Researcher Alex Fein’s beautiful words about the people she talks to in her qualitative interviews are a nice reminder of how we might keep that tender space for disagreement healthy:
At Redbridge, alongside our quantitative work, we also do a lot of qualitative research. Most nights, we’re speaking to Australians from across the country, listening to their stories. As we learn about what’s important to them, I continue to marvel at their insights, the depth of their thinking, and their generosity with the information they share.
Even those who have fallen down the conspiracy theory ‘rabbit hole’ confound expectations. They might have bought into various culture war tropes peddled by those desperate to distract from their own failures and abuses, but that does not mean that these people are incapable of compassion or reason.
These folks have taught me how expressions of vulnerability can seem dangerous to them after a lifetime of being brutalised by systems hostile to their interests. And they’ve shown me how quickly they can shift away from grievance against the marginalised, reorienting towards advocacy for progressive policies that will strengthen and protect all Australians … when they feel sufficiently safe to entertain such thinking.
We should take a lot of heart from this, just as we should from the success of the community independents whose close engagements with their electorates via kitchen table conversations and other events where people are listened to and heard shows us that positive change is possible.

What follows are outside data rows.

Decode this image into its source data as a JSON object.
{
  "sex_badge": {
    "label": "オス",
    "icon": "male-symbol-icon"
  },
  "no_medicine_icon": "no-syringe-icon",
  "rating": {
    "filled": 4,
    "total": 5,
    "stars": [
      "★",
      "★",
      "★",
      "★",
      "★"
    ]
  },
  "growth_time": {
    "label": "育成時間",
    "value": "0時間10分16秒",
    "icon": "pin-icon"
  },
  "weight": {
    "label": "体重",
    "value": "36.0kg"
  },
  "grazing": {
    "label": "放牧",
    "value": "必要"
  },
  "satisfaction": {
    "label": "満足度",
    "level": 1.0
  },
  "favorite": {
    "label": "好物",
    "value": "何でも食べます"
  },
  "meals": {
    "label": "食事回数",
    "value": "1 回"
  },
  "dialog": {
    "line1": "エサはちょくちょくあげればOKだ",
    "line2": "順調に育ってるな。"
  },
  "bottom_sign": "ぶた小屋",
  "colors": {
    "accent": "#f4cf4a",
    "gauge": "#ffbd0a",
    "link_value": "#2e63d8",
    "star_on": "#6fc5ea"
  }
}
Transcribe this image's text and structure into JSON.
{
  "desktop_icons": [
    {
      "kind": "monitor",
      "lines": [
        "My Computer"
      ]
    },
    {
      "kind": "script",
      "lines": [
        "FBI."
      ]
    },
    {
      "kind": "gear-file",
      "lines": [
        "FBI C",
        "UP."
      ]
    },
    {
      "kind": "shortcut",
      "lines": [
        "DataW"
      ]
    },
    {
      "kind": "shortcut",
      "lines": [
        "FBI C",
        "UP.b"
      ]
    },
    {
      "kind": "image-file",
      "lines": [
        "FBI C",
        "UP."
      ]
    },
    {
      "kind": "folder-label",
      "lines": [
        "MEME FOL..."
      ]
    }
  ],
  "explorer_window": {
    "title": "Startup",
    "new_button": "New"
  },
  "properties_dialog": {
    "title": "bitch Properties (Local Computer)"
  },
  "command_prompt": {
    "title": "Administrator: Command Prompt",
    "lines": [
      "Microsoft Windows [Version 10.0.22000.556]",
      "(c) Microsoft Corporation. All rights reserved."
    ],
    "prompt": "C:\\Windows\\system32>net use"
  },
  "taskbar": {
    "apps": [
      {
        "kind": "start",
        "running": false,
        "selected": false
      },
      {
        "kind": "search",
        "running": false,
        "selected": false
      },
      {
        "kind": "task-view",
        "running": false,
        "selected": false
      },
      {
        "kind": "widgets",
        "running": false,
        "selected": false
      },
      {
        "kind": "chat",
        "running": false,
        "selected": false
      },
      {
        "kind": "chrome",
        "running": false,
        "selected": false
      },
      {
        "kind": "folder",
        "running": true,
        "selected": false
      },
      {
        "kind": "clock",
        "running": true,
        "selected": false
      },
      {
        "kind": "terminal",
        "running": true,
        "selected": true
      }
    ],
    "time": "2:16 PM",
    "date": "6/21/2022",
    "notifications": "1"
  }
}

Let me wrap this up by bringing us back to the referendum. A No vote in the referendum will damage that tender spot of disagreement on which civilisation depends, not because the vote is No, but because of the way in which the No campaign has gone about assembling its majority. Racism is a factor, but we are kidding ourselves if we think that is all it is. From Dutton down, the No campaign has sought to sway us to vote No by incinerating the space in which we might have reasonable discussion, in which even racism itself might be named and addressed.
Dutton sees a No vote as his ticket back to, not the political mainstream, but to a position in which he can exercise the power of minority disaffection, and as multiple people have pointed out, he is taking lessons from likeminded extremists in the United States who have already left that nation in pieces.
We shouldn’t be surprised that they relish this disruption. Extremism is, well, extreme. It can’t operate in normalcy and calm. By definition, it requires chaos. Inevitably, they will take every opportunity to generate it.
Again, this isn’t about disagreement per se. I am not arguing we all need to agree on everything and sing “Kumbaya” holding hands around the campfire. Conflict and disagreement are inevitable part of the life of any community. The problem is when we move beyond legitimate disagreement and enact tactics that despoil that fragile space in which disagreement can exist but community can survive.